Fledermäuse wichtiger als Glühwein 19.10.2016 / von Rüdiger Soldt
ZitatRuhe bitte: Der Heidelberger Weihnachtsmarkt findet dieses Jahr nicht vor der Schlossruine statt. Dort leben Fledermäuse. Werden sie von Menschen gestört, sterben sie häufig.
Der Artenschutz kann den Bau neuer Autobahnen oder Bahnstrecken verzögern. Die schützenswerte Mopsfledermaus war sogar einmal dafür verantwortlich, dass für die historische Sauschwänzlebahn im Südschwarzwald ein Winterfahrverbot verhängt wurde.

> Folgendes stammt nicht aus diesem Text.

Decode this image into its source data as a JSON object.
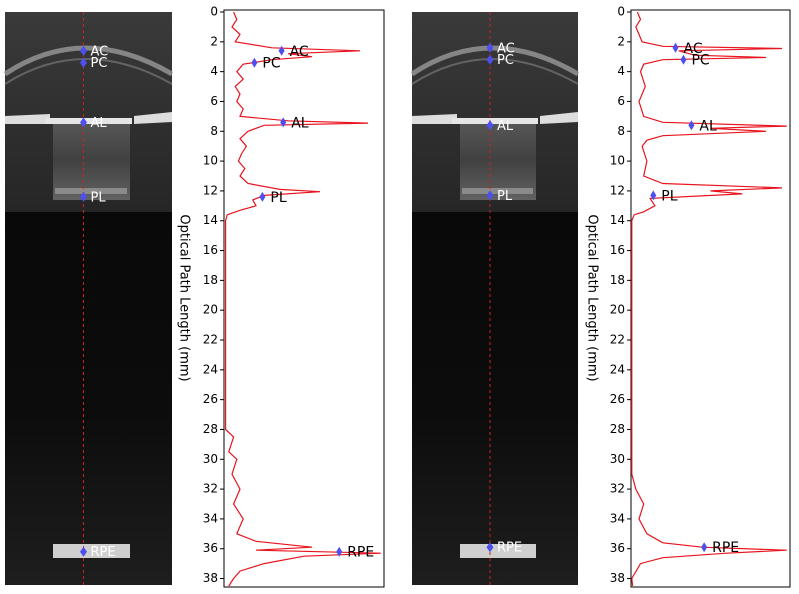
{
  "chart_data": [
    {
      "type": "line",
      "y_label": "Optical Path Length (mm)",
      "ylim": [
        0,
        38.5
      ],
      "yticks": [
        0,
        2,
        4,
        6,
        8,
        10,
        12,
        14,
        16,
        18,
        20,
        22,
        24,
        26,
        28,
        30,
        32,
        34,
        36,
        38
      ],
      "y_reversed": true,
      "intensity_lim": [
        0,
        1
      ],
      "profile": {
        "color": "#e8141e",
        "depth": [
          0,
          0.5,
          1,
          1.5,
          2,
          2.4,
          2.6,
          2.8,
          3,
          3.2,
          3.5,
          4,
          4.5,
          5,
          5.5,
          6,
          6.5,
          7,
          7.3,
          7.45,
          7.6,
          8,
          8.5,
          9,
          9.5,
          10,
          10.5,
          11,
          11.5,
          11.9,
          12.05,
          12.3,
          12.6,
          13,
          13.3,
          13.6,
          14,
          20,
          28,
          28.5,
          29.5,
          30,
          31,
          32,
          33,
          34,
          35,
          35.5,
          35.9,
          36.1,
          36.3,
          36.5,
          37,
          37.5,
          38,
          38.5
        ],
        "intensity": [
          0.06,
          0.08,
          0.05,
          0.1,
          0.07,
          0.3,
          0.85,
          0.4,
          0.55,
          0.3,
          0.12,
          0.08,
          0.12,
          0.07,
          0.1,
          0.08,
          0.12,
          0.1,
          0.4,
          0.9,
          0.25,
          0.15,
          0.1,
          0.14,
          0.11,
          0.09,
          0.13,
          0.1,
          0.15,
          0.35,
          0.6,
          0.25,
          0.18,
          0.2,
          0.1,
          0.02,
          0.01,
          0.01,
          0.01,
          0.06,
          0.03,
          0.08,
          0.05,
          0.1,
          0.06,
          0.12,
          0.08,
          0.2,
          0.55,
          0.2,
          0.98,
          0.5,
          0.25,
          0.1,
          0.06,
          0.03
        ]
      },
      "marker_color": "#4f4ff0",
      "markers": [
        {
          "label": "AC",
          "depth": 2.6,
          "intensity": 0.36
        },
        {
          "label": "PC",
          "depth": 3.4,
          "intensity": 0.19
        },
        {
          "label": "AL",
          "depth": 7.4,
          "intensity": 0.37
        },
        {
          "label": "PL",
          "depth": 12.4,
          "intensity": 0.24
        },
        {
          "label": "RPE",
          "depth": 36.2,
          "intensity": 0.72
        }
      ]
    },
    {
      "type": "line",
      "y_label": "Optical Path Length (mm)",
      "ylim": [
        0,
        38.5
      ],
      "yticks": [
        0,
        2,
        4,
        6,
        8,
        10,
        12,
        14,
        16,
        18,
        20,
        22,
        24,
        26,
        28,
        30,
        32,
        34,
        36,
        38
      ],
      "y_reversed": true,
      "intensity_lim": [
        0,
        1
      ],
      "profile": {
        "color": "#e8141e",
        "depth": [
          0,
          0.5,
          1,
          1.5,
          2,
          2.3,
          2.45,
          2.6,
          2.9,
          3.05,
          3.2,
          3.5,
          4,
          5,
          6,
          7,
          7.4,
          7.65,
          7.8,
          8,
          8.3,
          8.6,
          9,
          10,
          11,
          11.5,
          11.8,
          12,
          12.2,
          12.5,
          13,
          13.4,
          13.6,
          14,
          31,
          32,
          33,
          34,
          35,
          35.6,
          35.9,
          36.1,
          36.3,
          36.6,
          37,
          38,
          38.5
        ],
        "intensity": [
          0.04,
          0.06,
          0.03,
          0.05,
          0.07,
          0.2,
          0.95,
          0.3,
          0.4,
          0.85,
          0.2,
          0.08,
          0.06,
          0.09,
          0.05,
          0.08,
          0.2,
          0.98,
          0.5,
          0.85,
          0.2,
          0.1,
          0.07,
          0.1,
          0.08,
          0.2,
          0.95,
          0.5,
          0.7,
          0.12,
          0.15,
          0.08,
          0.02,
          0.005,
          0.005,
          0.03,
          0.08,
          0.05,
          0.1,
          0.2,
          0.45,
          0.98,
          0.6,
          0.2,
          0.06,
          0.005,
          0.01
        ]
      },
      "marker_color": "#4f4ff0",
      "markers": [
        {
          "label": "AC",
          "depth": 2.4,
          "intensity": 0.28
        },
        {
          "label": "PC",
          "depth": 3.2,
          "intensity": 0.33
        },
        {
          "label": "AL",
          "depth": 7.6,
          "intensity": 0.38
        },
        {
          "label": "PL",
          "depth": 12.3,
          "intensity": 0.14
        },
        {
          "label": "RPE",
          "depth": 35.9,
          "intensity": 0.46
        }
      ]
    }
  ]
}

Das stellte sich zwar im Nachhinein als rechtswidrig heraus – die Aufregung war dennoch groß. Vielleicht so groß wie in diesen Tagen in Heidelberg, wo die streng geschützte Zwergfledermaus sowie das „Große Mausohr“ dafür verantwortlich sind, dass die Heidelberger und viele Touristen im Stückgarten vor der Schlossruine in diesem Jahr weder Glühwein trinken noch handgeschnitzte Buchstützen kaufen können.
Umzug auf den Friedrich-Ebert-Platz
Die Aussichtsfläche vor der Schlossruine bietet in der Adventszeit einen wunderschönen Blick auf die verschneite Altstadt und das Neckartal. „Das adventliche Erlebnisangebot auf dem Schloss wird jetzt deutlich umgestaltet, damit der Schutz der bedrohten Fledermäuse zuverlässig gewährleistet werden kann“, teilte die staatliche Schlösserverwaltung in Baden-Württemberg etwas hölzern mit. Es sei keine leichte Entscheidung gewesen, aber mittelfristig sei der Bestand der Heidelberger Schlossfledermäuse gefährdet gewesen.
Der kleine, edlere Teil des Heidelberger Weihnachtsmarktes mit vielen Kunstgewerbeständen und anspruchsvollerer Kulinarik soll deshalb möglichst komplett auf den Friedrich-Ebert-Platz umziehen. „Der Weihnachtsmarkt auf dem Schloss war mal ein Geheimtipp. In den vergangenen Jahren ist der Platz aber geradezu überrannt worden. Dass der Heidelberger Weihnachtsmarkt wegen der Fledermäuse insgesamt abgesagt wird, ist natürlich Quatsch“, sagt der Sprecher der Stadt Heidelberg. Den Weihnachtsmarkt auf dem Platz am Königstuhl gibt es erst seit 2010; im vergangenen Jahr hatte nur dieser Teil des Adventsmarktes in drei Wochen etwa 60 000 Besucher.
Nach Angaben der Schlösserverwaltung ist die Ruine der pfälzischen Kurfürsten heute das größte Fledermaus-Winterquartier in Nordbaden. Die Tiere nutzen die Palastbauten, die Türme und die Kasematten gern für ihren Winterschlaf – werden sie von Menschen gestört, sterben sie häufig. Die Population soll sich durch die adventliche Ruhestörung in den vergangenen Jahren sogar halbiert haben. Die Schlösserverwaltung will auf ein „stimmungsvolles Angebot in der Adventszeit in der romantischen Schlossruine“ dennoch nicht verzichten: In der Vorweihnachtszeit soll im Innenhof nun ein Wettbewerb kurpfälzischer Chöre stattfinden.